© R.M. Nunes / Shutterstock.com
EDUARDO CUCOLOSÃO PAULO, SP (FOLHAPRESS) - A carioca Raquel Oliveira, 35, nunca esteve em Brasília, mas é lá que está um dos bens mais valiosos da família. Seu bisavô, Álvaro Ribeiro Saramago, era dono de um terreno que foi desapropriado em 1957 para a construção da capital federal.
PUB
Em 1975, o genro de Saramago conseguiu reunir documentos e dar início ao processo de indenização. A causa foi vencida na década de 1980. Foi quando teve início outra disputa, definir valor a ser pago. Os avós, a mãe –uma motorista de ônibus que morava na Cidade de Deus– e a tia de Raquel morreram sem que houvesse um desfecho da discussão que já dura mais de 30 anos."Foram três gerações da família que morreram sem ver um centavo desse dinheiro. A vida do vovô era esse processo. Quantos planos ele fez... Morreu em 2000, acreditando que ia sair", afirma Raquel, que mora no Cachambi, bairro da zona norte do Rio, com o marido e dois filhos com deficiência.
"Depois minha mãe, minha tia, e não saiu. Esperaram algo de melhor na vida através desse dinheiro, que era um direito deles, mas se frustraram a vida inteira."
Além dela, são sucessores no processo o irmão, professor de capoeira que mora na Hungria, e o primo, estudante de enfermaria que vive no interior de Minas Gerais e também depende financeiramente dela.Essa é a quarta geração da família envolvida no processo, que lida agora com uma nova questão.
Após a apresentação de cinco perícias com valores milionários nas últimas décadas, e muitas decisões do Judiciário contestadas e anuladas, o Tribunal de Justiça do Distrito Federal e Territórios fixou a indenização em R$ 60 mil, com base no valor estimado do terreno em 1957. Desse dinheiro, ainda serão descontados R$ 55 mil referentes a 50% do gasto com a última perícia.
O valor destoa das avaliações apresentadas pelo próprio governo do Distrito Federal e pelo Ministério Público há 20 anos (R$ 3,8 milhões e R$ 11 milhões, respectivamente).
"Querem pagar um valor absurdo. Não tem nada a ver com o que foi cogitado nesses anos. É como se você entrasse em um processo para receber uma indenização e saísse devendo", afirma Rachel.
O escritório que acompanha a execução da sentença estima que o terreno de 12 mil metros quadrados próximo à região central vale pelo menos R$ 30 milhões atualmente. Por isso, recorreu em 2016 ao STJ (Superior Tribunal de Justiça), onde o processo aguarda uma decisão."A lei sempre determinou avaliação contemporânea ao laudo, porque você tem de indenizar na data em que paga e não indenizar com o preço lá de trás.
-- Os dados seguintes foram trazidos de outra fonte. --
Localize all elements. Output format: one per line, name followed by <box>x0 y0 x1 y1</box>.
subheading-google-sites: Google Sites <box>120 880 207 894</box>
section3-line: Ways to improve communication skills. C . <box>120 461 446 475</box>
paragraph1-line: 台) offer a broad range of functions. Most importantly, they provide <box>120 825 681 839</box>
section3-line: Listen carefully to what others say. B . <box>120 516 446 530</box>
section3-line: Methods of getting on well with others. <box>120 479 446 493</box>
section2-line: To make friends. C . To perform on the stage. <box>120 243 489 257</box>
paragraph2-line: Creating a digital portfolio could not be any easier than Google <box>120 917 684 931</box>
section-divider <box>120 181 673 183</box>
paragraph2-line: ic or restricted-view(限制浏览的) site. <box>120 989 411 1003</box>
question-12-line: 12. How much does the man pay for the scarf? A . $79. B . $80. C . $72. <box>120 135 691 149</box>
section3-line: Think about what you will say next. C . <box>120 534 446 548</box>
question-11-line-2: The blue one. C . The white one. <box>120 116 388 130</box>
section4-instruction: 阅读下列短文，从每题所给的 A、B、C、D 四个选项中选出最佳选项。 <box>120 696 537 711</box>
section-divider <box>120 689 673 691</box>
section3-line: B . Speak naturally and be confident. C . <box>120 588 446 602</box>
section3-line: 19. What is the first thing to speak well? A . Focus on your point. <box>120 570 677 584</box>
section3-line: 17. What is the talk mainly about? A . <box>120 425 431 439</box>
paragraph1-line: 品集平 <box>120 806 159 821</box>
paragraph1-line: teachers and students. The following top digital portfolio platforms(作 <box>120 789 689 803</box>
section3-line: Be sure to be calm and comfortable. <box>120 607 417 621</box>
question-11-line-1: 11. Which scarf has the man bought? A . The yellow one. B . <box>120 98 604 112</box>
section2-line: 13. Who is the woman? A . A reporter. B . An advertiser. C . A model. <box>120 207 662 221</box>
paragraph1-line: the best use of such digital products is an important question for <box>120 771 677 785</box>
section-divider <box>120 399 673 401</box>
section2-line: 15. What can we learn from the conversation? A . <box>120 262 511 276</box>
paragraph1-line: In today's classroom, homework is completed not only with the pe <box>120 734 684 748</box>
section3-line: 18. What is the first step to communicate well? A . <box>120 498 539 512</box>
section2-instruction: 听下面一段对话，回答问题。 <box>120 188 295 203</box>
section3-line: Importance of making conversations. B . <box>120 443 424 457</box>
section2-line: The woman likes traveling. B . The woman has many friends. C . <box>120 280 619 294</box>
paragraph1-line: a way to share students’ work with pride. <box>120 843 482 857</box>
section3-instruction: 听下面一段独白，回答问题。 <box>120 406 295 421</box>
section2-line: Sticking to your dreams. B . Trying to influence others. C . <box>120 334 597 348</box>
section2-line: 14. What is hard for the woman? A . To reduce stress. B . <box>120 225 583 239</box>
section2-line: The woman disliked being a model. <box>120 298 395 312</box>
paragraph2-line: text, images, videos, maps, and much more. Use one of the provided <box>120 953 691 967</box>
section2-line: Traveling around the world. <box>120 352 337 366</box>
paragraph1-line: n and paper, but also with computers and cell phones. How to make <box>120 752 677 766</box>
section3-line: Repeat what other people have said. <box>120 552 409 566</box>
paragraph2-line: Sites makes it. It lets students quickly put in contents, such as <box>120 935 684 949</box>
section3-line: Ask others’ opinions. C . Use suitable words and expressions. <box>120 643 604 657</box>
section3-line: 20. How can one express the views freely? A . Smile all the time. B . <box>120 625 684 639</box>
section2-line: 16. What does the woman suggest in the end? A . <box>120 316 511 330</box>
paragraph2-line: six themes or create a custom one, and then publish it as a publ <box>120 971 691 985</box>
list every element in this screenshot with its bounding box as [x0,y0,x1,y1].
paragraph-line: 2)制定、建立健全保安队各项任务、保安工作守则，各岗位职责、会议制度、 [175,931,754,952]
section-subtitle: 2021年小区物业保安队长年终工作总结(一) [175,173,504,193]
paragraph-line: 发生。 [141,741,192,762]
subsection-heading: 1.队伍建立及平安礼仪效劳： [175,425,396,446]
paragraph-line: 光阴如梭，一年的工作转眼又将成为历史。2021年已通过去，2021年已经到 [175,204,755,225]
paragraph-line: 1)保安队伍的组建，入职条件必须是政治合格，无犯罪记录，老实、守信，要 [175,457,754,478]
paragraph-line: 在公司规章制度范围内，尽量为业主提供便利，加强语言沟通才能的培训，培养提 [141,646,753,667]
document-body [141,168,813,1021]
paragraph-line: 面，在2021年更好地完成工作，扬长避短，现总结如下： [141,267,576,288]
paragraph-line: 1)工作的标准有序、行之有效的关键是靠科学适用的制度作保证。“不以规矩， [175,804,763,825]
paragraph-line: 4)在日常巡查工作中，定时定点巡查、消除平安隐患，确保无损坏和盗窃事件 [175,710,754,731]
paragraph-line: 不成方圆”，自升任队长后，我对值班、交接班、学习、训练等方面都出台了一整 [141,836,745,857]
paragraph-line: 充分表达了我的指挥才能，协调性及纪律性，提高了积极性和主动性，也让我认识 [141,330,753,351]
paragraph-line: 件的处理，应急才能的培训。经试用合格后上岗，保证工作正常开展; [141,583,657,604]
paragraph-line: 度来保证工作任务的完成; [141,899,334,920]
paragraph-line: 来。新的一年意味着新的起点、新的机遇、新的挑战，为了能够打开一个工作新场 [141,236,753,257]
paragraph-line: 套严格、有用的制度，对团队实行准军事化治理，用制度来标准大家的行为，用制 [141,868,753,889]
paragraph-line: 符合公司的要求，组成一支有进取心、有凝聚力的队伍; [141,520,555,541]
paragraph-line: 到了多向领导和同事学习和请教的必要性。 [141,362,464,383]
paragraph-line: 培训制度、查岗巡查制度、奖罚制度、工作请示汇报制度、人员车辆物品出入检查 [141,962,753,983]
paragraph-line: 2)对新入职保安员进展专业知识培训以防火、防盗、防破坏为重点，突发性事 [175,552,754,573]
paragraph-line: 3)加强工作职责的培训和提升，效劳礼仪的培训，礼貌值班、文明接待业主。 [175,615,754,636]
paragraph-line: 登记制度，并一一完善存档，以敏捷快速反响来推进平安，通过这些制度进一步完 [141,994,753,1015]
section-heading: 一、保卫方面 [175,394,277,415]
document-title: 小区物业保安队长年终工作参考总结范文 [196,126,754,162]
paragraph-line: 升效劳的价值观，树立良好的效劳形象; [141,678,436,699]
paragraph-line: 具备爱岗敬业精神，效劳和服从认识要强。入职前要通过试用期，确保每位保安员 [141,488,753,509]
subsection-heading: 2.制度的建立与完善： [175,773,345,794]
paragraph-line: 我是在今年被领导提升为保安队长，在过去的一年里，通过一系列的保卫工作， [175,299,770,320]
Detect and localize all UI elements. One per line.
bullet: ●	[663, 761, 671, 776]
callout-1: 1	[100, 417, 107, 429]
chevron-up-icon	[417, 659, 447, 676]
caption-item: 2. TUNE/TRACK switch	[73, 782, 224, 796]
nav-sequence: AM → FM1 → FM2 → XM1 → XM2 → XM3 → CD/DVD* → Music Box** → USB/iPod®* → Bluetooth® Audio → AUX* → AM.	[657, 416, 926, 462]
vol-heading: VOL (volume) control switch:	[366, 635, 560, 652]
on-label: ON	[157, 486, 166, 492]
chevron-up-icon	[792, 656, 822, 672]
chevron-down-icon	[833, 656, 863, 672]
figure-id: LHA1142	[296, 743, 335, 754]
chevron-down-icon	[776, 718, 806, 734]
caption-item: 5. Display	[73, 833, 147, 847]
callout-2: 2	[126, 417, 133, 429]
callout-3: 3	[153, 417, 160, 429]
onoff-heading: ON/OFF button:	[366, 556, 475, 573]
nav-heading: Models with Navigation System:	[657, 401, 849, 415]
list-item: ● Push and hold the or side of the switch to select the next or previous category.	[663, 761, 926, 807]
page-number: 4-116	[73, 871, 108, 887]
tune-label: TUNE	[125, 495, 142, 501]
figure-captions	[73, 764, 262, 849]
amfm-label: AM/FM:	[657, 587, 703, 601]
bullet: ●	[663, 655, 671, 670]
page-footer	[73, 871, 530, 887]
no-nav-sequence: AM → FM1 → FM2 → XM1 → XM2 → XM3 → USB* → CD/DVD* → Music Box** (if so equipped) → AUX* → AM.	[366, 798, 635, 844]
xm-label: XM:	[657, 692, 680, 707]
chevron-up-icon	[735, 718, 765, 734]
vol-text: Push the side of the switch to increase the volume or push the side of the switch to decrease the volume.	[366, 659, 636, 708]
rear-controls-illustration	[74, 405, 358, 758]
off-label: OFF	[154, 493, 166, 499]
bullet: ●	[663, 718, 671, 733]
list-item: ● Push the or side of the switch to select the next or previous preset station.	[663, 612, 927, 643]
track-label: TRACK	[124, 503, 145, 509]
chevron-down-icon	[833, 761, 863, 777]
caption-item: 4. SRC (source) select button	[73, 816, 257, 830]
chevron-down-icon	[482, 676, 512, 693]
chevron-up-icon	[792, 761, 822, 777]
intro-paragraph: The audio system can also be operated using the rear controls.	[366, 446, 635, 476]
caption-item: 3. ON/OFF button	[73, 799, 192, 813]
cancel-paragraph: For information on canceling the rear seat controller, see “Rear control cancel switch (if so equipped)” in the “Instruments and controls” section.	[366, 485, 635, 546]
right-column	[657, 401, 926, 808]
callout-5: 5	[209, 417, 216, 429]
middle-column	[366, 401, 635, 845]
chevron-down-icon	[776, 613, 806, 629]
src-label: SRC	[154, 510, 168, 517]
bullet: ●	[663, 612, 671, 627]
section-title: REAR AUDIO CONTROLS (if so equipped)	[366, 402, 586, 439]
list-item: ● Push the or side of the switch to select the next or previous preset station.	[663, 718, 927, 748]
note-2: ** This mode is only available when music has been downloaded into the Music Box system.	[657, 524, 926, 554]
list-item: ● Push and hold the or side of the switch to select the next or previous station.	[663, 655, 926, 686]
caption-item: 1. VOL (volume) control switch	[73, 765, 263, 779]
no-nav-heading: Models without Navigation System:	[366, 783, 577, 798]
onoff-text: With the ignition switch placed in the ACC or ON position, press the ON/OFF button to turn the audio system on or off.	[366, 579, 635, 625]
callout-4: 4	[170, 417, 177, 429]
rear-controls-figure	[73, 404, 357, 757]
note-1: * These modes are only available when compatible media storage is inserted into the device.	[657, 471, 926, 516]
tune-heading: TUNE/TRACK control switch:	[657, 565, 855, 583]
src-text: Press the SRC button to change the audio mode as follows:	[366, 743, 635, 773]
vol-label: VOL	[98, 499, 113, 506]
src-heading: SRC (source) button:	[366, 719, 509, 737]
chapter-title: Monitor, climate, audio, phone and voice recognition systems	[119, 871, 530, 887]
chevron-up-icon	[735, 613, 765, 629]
Nunca poderia ser menos do que o terreno vale hoje", afirma o advogado Eduardo Gouvêa, 55, que começou a atuar no caso quando tinha cerca de 25 anos.
"Vão pagar quase nada pela propriedade e amanhã botam no leilão da Terracap [empresa pública do DF responsável pela indenização] e vendem por R$ 30 milhões. Se isso não é enriquecimento ilícito, não sei o que é que é."
Além de cuidar da casa e dos dois filhos, Rachel trabalha fazendo marmitas e doces que vende na clínica em que o filho mais novo faz terapia, no Recreio dos Bandeirantes, zona oeste do Rio. Quando criança, trabalhou como catadora de café no interior de Minas.
Diz que atualmente a família não passa fome, mas que o dinheiro é a esperança de garantir o futuro dos filhos, que precisam de tratamento médico e acompanhamento especial na escola, do primo mais novo. O irmão também conta com os recursos para voltar a viver no Brasil junto à família.
"O principal objetivo é esse: poder equilibrar a vida para viver com tranquilidade e dignidade. Não consigo nem pensar no que eu faria. Eu teria de me adaptar a não viver no aperto."
Raquel afirma ter esperança, mas ao mesmo tempo dúvida se conseguirá receber algum valor. "Eu estava levando minha filha para a escola e falando com ela: a gente é milionário pobre. A gente tem direito a receber um dinheiro que nunca saiu e eu nem tenho expectativa de que saia nada. Mas vamos ver se sai alguma coisa boa disso. Tem de sair."
A construção de Brasília se deu a partir da desapropriação de fazendas que ocupavam à época o Planalto Central, segundo informações da Terracap. Mas a precariedade dos registros da época dificultaram o processo.
Atualmente, dos 5.800 km² que compõem todo o DF, quase 10% são terras que foram desapropriadas parcialmente e nas quais não há definição precisa de quais parcelas são públicas ou particulares. A empresa tem buscado nos últimos anos esses proprietários para a realização de acordo de demarcação e divisão amigável dessas terras.